I see this sense of competence as a certain joy in doing things because I know that I’m in control of what’s happening or – at the very least – that I have what it takes to overcome any obstacles that may arise.

In getting back to my physical activity, if I go to a gym, I know that I will have the support of coaches to help me make the right moves and prepare a recovery plan. I know that if I can’t make certain moves during a group class, I’ll know how to manage the gaze of others, and it will allow me to persevere to learn better.

Feeling supported

The third motivation factor: feeling supported and appreciated. We talk about a sense of belonging in agile teams, and indeed, it is a lever that will allow us to feel supported enough to stay motivated in the long term.

As an agile leader or manager, it’s important to appreciate your colleagues in a way that they feel this support. And not everyone has the same needs and expectations. It might be relevant to spend time with them to understand them better. The coach-leader posture can be very useful in this context.

Show them that you genuinely care about them, not just out of politeness or duty, because it’s written in leadership books.

Implement actions that allow the team to norm and perform, so that team members also help and support each other.

Methods to create a conducive environment for self-motivation

How to develop autonomy

As Simon Sinek suggests, it is important to start with the ‘why’: if your team understands why it is there and how it contributes to the company’s mission, they will be more likely to move forward. An Agile leader should also be able to explain the ‘what’: what needs to be done, which should be aligned with the rest of the teams. Once the ‘why’ and the ‘what’ are identified and understood, the Agile leader must put in place the necessary framework for the team to self-organize on the ‘how’.

This requires letting go on the part of the Agile leader, who must trust the team. This trust comes in exchange for transparency. In order to move forward and learn together, the data must be visible, otherwise, there can be no progress.

If the team is not used to autonomy, you will need to – as a leader – take a coaching posture to guide them through this process. Ask questions rather than advise or provide solutions.

How to develop a sense of competence

To support your teams in developing a sense of competence, you can position yourself as a servant leader and provide them with a framework that allows them to meet challenges. Roll up your sleeves and find ways to give them the means to learn: pair programming, peer review, dedicated slots for learning new skills, retrospectives, and action plans.

You can also use a tool like a skills matrix to know where everyone is in relation to the necessary skills for your team’s practice, and work on development and support plans.

How to create support

I talked about it earlier: feeling supported is the third and final element to put into practice for your team’s internal motivation to develop.
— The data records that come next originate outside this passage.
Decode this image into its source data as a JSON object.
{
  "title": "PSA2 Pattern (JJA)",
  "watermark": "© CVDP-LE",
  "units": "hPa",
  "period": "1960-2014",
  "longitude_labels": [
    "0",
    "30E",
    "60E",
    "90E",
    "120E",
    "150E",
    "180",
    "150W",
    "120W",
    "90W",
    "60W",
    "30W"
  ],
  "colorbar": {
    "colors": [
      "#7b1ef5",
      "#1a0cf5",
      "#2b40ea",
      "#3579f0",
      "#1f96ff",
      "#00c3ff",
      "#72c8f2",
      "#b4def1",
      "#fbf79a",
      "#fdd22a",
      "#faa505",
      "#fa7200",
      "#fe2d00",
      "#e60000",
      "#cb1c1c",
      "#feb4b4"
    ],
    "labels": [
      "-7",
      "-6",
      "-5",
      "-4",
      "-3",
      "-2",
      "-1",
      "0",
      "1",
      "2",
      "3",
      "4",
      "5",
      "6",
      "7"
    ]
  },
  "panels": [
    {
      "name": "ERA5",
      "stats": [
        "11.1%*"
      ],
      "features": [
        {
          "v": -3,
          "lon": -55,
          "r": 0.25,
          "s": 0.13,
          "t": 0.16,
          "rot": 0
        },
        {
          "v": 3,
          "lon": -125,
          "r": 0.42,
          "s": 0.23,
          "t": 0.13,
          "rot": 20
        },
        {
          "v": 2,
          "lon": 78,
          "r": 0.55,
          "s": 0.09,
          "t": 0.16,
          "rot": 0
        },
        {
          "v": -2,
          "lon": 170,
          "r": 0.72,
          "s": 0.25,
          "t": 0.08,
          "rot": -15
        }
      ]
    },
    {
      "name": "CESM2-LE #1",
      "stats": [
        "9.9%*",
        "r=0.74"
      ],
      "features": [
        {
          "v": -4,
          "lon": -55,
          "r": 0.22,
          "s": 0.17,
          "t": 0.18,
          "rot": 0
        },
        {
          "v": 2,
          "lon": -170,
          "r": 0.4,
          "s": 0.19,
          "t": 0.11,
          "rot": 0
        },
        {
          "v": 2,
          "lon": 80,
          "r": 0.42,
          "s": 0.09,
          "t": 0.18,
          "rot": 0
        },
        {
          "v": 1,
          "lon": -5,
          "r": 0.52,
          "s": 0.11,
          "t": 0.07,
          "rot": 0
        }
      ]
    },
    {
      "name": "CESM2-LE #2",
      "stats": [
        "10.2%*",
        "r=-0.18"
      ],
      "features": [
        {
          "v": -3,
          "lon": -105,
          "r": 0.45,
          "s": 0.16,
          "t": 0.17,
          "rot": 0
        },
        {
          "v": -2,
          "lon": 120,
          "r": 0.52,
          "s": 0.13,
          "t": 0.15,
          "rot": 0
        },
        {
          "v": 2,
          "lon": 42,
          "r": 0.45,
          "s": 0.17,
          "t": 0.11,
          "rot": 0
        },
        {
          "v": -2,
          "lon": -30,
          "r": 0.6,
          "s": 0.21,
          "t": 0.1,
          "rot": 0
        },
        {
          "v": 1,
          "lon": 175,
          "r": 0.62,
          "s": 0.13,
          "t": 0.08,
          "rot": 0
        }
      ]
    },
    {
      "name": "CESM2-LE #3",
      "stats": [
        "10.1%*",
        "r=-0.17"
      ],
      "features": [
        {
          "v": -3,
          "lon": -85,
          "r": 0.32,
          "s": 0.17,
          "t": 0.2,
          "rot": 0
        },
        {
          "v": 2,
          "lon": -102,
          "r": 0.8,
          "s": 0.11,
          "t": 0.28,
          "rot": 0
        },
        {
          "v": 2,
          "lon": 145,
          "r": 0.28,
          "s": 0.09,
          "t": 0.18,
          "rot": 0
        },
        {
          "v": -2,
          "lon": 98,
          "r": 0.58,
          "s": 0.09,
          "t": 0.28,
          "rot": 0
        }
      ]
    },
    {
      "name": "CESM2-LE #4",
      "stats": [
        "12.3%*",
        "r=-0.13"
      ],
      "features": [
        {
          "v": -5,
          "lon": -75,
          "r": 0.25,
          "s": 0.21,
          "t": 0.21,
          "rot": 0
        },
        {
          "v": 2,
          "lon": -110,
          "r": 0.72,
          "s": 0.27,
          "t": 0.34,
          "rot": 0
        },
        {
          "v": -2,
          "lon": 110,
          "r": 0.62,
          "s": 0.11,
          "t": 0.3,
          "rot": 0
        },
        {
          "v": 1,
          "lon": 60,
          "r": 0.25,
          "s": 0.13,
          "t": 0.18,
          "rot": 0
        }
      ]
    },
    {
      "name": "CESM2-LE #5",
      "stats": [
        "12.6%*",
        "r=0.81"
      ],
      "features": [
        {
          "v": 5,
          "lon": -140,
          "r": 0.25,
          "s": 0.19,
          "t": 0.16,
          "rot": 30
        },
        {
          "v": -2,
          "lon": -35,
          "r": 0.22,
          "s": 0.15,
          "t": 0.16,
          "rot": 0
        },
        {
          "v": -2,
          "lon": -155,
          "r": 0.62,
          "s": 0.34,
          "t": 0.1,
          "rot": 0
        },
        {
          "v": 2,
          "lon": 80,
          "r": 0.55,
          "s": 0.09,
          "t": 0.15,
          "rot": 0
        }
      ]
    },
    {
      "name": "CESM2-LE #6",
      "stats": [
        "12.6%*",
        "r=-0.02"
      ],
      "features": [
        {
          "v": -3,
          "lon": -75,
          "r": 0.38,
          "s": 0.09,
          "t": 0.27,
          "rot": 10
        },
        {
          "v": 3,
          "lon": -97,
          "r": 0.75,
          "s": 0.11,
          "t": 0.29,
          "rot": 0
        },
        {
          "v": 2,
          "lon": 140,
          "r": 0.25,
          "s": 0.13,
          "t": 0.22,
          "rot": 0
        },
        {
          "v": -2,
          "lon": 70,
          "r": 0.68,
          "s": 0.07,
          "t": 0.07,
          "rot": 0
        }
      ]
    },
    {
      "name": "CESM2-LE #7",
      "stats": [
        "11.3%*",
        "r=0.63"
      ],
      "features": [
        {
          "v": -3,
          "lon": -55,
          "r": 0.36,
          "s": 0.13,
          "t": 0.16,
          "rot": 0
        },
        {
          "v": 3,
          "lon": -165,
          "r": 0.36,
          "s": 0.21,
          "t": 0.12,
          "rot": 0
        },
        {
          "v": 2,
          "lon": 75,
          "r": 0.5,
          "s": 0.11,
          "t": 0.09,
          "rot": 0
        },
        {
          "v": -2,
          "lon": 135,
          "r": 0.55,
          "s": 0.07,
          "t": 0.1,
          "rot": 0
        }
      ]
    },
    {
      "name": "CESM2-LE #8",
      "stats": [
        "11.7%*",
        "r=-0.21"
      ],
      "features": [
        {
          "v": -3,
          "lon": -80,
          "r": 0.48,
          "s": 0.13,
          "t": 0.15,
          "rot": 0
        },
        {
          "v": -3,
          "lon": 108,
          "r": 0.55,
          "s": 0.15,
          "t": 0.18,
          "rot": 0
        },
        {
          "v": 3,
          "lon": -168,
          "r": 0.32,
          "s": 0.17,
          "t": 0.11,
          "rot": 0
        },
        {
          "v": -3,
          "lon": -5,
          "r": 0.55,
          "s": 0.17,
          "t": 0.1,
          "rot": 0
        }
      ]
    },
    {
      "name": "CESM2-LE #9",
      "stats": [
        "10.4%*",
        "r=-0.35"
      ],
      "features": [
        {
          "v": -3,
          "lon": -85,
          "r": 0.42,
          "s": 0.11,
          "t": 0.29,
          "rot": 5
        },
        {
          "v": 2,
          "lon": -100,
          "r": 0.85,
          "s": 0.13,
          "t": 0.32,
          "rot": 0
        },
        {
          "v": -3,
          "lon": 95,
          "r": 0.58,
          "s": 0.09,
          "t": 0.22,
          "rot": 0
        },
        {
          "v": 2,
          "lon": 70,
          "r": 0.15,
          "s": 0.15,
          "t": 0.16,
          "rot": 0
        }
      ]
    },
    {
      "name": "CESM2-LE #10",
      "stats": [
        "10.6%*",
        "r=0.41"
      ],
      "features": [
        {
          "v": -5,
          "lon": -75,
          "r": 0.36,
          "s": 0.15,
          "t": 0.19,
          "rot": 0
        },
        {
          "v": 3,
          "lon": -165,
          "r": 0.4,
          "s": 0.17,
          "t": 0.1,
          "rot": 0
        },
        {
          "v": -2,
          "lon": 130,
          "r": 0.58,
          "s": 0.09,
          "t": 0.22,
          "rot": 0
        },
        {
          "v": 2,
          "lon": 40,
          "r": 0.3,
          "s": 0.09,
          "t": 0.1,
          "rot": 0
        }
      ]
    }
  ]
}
Spend time with them, “in the field”, to better understand what they are facing. Get your hands dirty when there are emergencies, to show yourself on their side and if you have useful skills to solve the problem. Develop your active listening: be curious and seek to understand rather than respond or judge. Use icebreaker activities to get to know each other better. Hold true commitments when they ask for help: if they see that you are not supporting them, trust will quickly erode and it will be difficult to put back in place. If you cannot act, explain why and what you have in your power to still move things forward. There you have it, you now know more about the different types of motivation and how to create an environment conducive to sustainable motivation – whether for you, personally, as a leader, or for your teams.

While external motivation factors are very common in companies, that does not mean they are the most effective in the long term. And even if setting up a framework for self-motivation seems far off, nothing beats practice and experimentation to find out what suits best and to start implementing, even small things.

Ask yourself what resonates most with you from what I have proposed today and what you would like to test right now. Take care!